On Sat, Jun 25, 2011 at 11:57 AM, Gregory D'alesandre <[email protected]>wrote:

> Hi Nick, I've answered your questions below as best I can...
>
> On Sat, Jun 25, 2011 at 4:40 AM, Nickolas Daskalou <[email protected]>wrote:
>
>> Hi Greg,
>>
>> Thanks for putting together the update. I have some questions, if you
>> wouldn't mind answering them:
>>
>>
>> *(1) Why no RAM-charge?*
>>
>> The argument that a CPU-charge was not reflective of an application's real
>> resource usage is understandable, and that the underlying reason for
>> changing the model was because RAM usage was not taken into account with the
>> old model. Why not then just simply *add a RAM-charge* to account for
>> this, instead of flipping the ecosystem on its head and drastically changing
>> the pricing model, as you have now done?

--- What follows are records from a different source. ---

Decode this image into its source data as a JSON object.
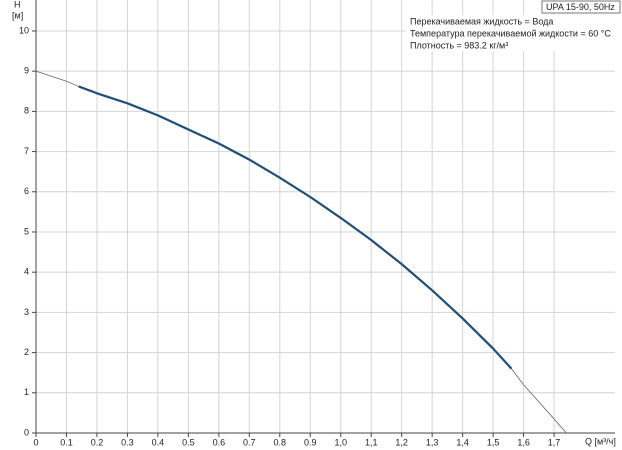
{
  "chart_data": {
    "type": "line",
    "title": "UPA 15-90, 50Hz",
    "annotations": [
      "Перекачиваемая жидкость = Вода",
      "Температура перекачиваемой жидкости = 60 °C",
      "Плотность = 983.2 кг/м³"
    ],
    "y_label": "H",
    "y_unit": "[м]",
    "x_label": "Q [м³/ч]",
    "x": [
      0,
      0.1,
      0.14,
      0.2,
      0.3,
      0.4,
      0.5,
      0.6,
      0.7,
      0.8,
      0.9,
      1.0,
      1.1,
      1.2,
      1.3,
      1.4,
      1.5,
      1.56,
      1.6,
      1.7,
      1.74
    ],
    "series": [
      {
        "color": "#666666",
        "line_width": 0.8,
        "values": [
          9.0,
          8.75,
          8.62,
          8.45,
          8.2,
          7.9,
          7.55,
          7.2,
          6.8,
          6.35,
          5.87,
          5.35,
          4.8,
          4.2,
          3.55,
          2.85,
          2.1,
          1.6,
          1.2,
          0.35,
          0
        ]
      },
      {
        "color": "#1f4e79",
        "line_width": 2.2,
        "values": [
          null,
          null,
          8.62,
          8.45,
          8.2,
          7.9,
          7.55,
          7.2,
          6.8,
          6.35,
          5.87,
          5.35,
          4.8,
          4.2,
          3.55,
          2.85,
          2.1,
          1.6,
          null,
          null,
          null
        ]
      }
    ],
    "xlim": [
      0,
      1.9
    ],
    "xticks": [
      0,
      0.1,
      0.2,
      0.3,
      0.4,
      0.5,
      0.6,
      0.7,
      0.8,
      0.9,
      {
        "value": 1.0,
        "label": "1,0"
      },
      {
        "value": 1.1,
        "label": "1,1"
      },
      {
        "value": 1.2,
        "label": "1,2"
      },
      {
        "value": 1.3,
        "label": "1,3"
      },
      {
        "value": 1.4,
        "label": "1,4"
      },
      {
        "value": 1.5,
        "label": "1,5"
      },
      {
        "value": 1.6,
        "label": "1,6"
      },
      {
        "value": 1.7,
        "label": "1,7"
      }
    ],
    "ylim": [
      0,
      10.77
    ],
    "yticks": [
      0,
      1,
      2,
      3,
      4,
      5,
      6,
      7,
      8,
      9,
      10
    ],
    "grid": true
  }
}
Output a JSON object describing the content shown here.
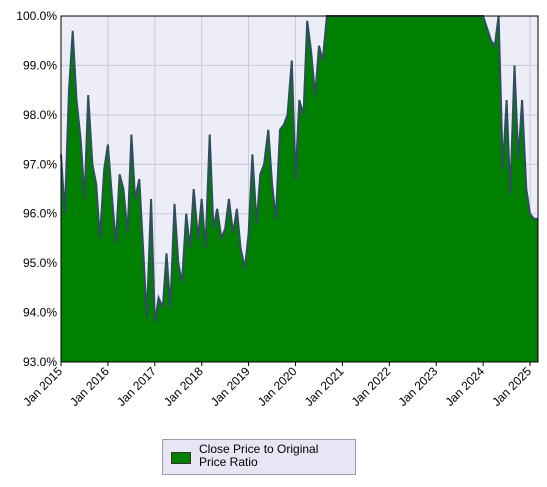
{
  "chart_data": {
    "type": "area",
    "title": "",
    "xlabel": "",
    "ylabel": "",
    "ylim": [
      93.0,
      100.0
    ],
    "yticks": [
      "93.0%",
      "94.0%",
      "95.0%",
      "96.0%",
      "97.0%",
      "98.0%",
      "99.0%",
      "100.0%"
    ],
    "xticks": [
      "Jan 2015",
      "Jan 2016",
      "Jan 2017",
      "Jan 2018",
      "Jan 2019",
      "Jan 2020",
      "Jan 2021",
      "Jan 2022",
      "Jan 2023",
      "Jan 2024",
      "Jan 2025"
    ],
    "grid": true,
    "legend_position": "bottom",
    "colors": {
      "fill": "#008000",
      "line": "#2f4f5f",
      "plot_bg": "#ededf8"
    },
    "series": [
      {
        "name": "Close Price to Original Price Ratio",
        "x": [
          2015.0,
          2015.08,
          2015.17,
          2015.25,
          2015.33,
          2015.42,
          2015.5,
          2015.58,
          2015.67,
          2015.75,
          2015.83,
          2015.92,
          2016.0,
          2016.08,
          2016.17,
          2016.25,
          2016.33,
          2016.42,
          2016.5,
          2016.58,
          2016.67,
          2016.75,
          2016.83,
          2016.92,
          2017.0,
          2017.08,
          2017.17,
          2017.25,
          2017.33,
          2017.42,
          2017.5,
          2017.58,
          2017.67,
          2017.75,
          2017.83,
          2017.92,
          2018.0,
          2018.08,
          2018.17,
          2018.25,
          2018.33,
          2018.42,
          2018.5,
          2018.58,
          2018.67,
          2018.75,
          2018.83,
          2018.92,
          2019.0,
          2019.08,
          2019.17,
          2019.25,
          2019.33,
          2019.42,
          2019.5,
          2019.58,
          2019.67,
          2019.75,
          2019.83,
          2019.92,
          2020.0,
          2020.08,
          2020.17,
          2020.25,
          2020.33,
          2020.42,
          2020.5,
          2020.58,
          2020.67,
          2020.75,
          2020.83,
          2020.92,
          2021.0,
          2021.08,
          2021.25,
          2021.5,
          2021.75,
          2022.0,
          2022.5,
          2023.0,
          2023.5,
          2024.0,
          2024.17,
          2024.25,
          2024.33,
          2024.42,
          2024.5,
          2024.58,
          2024.67,
          2024.75,
          2024.83,
          2024.92,
          2025.0,
          2025.08,
          2025.17
        ],
        "values": [
          97.2,
          96.0,
          98.5,
          99.7,
          98.3,
          97.5,
          96.3,
          98.4,
          97.0,
          96.6,
          95.5,
          96.9,
          97.4,
          96.4,
          95.4,
          96.8,
          96.5,
          95.6,
          97.6,
          96.3,
          96.7,
          95.3,
          93.9,
          96.3,
          93.8,
          94.3,
          94.1,
          95.2,
          94.1,
          96.2,
          95.0,
          94.6,
          96.0,
          95.3,
          96.5,
          95.5,
          96.3,
          95.3,
          97.6,
          95.7,
          96.1,
          95.5,
          95.7,
          96.3,
          95.6,
          96.1,
          95.3,
          94.9,
          95.6,
          97.2,
          95.8,
          96.8,
          97.0,
          97.7,
          96.6,
          95.9,
          97.7,
          97.8,
          98.0,
          99.1,
          96.7,
          98.3,
          98.0,
          99.9,
          99.3,
          98.4,
          99.4,
          99.1,
          100.0,
          100.0,
          100.0,
          100.0,
          100.0,
          100.0,
          100.0,
          100.0,
          100.0,
          100.0,
          100.0,
          100.0,
          100.0,
          100.0,
          99.5,
          99.4,
          100.0,
          96.9,
          98.3,
          96.4,
          99.0,
          97.1,
          98.3,
          96.5,
          96.0,
          95.9,
          95.9
        ]
      }
    ]
  }
}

This question has been asked many
>> times since the new pricing model was released and it is yet to receive an
>> official answer.
>>
>
> We have in essence added a RAM charge by charging for Instances.  By having
> an Instance up with an allocated amount of memory you are essentially using
> that RAM.  So, by charging for the Instance we are charging you for the
> combination of the RAM and CPU.  We considered splitting this charge out so
> we would continue to charge CPU-hours and then also charge Instance-hours
> (which we could've called RAM-hours).  This both seemed more confusing as
> well as would not have been cheaper, so it didn't seem worthwhile.  I know
> that there has been a lot of discussion about charging this way instead.  In
> the end it, whether you call it RAM-hours or Instance-hours and whether or
> not you charge for CPU-hours on top of it, it would end up with the same
> result.  Which is that applications are charged for the amount of RAM
> allocated and the amount of time it is allocated for.  This means
> applications that want to save money will need to optimize around using
> fewer RAM-hours which in essence means taking less time to get things done.
>  But I might be misunderstanding the question because if you feel a RAM
> charge is straightforward I'm not sure I understand why you feel charging
> Instance-hours is "flipping the ecosystem on its head."  I hope that helps
> give some clarity.
>

I guess the differences are as follows:

1. With instance hours the focus is not on optimizing RAM consumption at
all, but on reducing latency (increasing RAM consumption, reducing costs)
and controlling when instances come up and go.
2. With RAM-hours pricing, idle instances would cost lesser as CPU-hours are
not charged.
3. The pricing would be linear and pay-for-what-you-use: amount of RAM for
the time used. Not a fixed instance type with some amount of RAM.

So, it is "flipping the ecosystem on its head".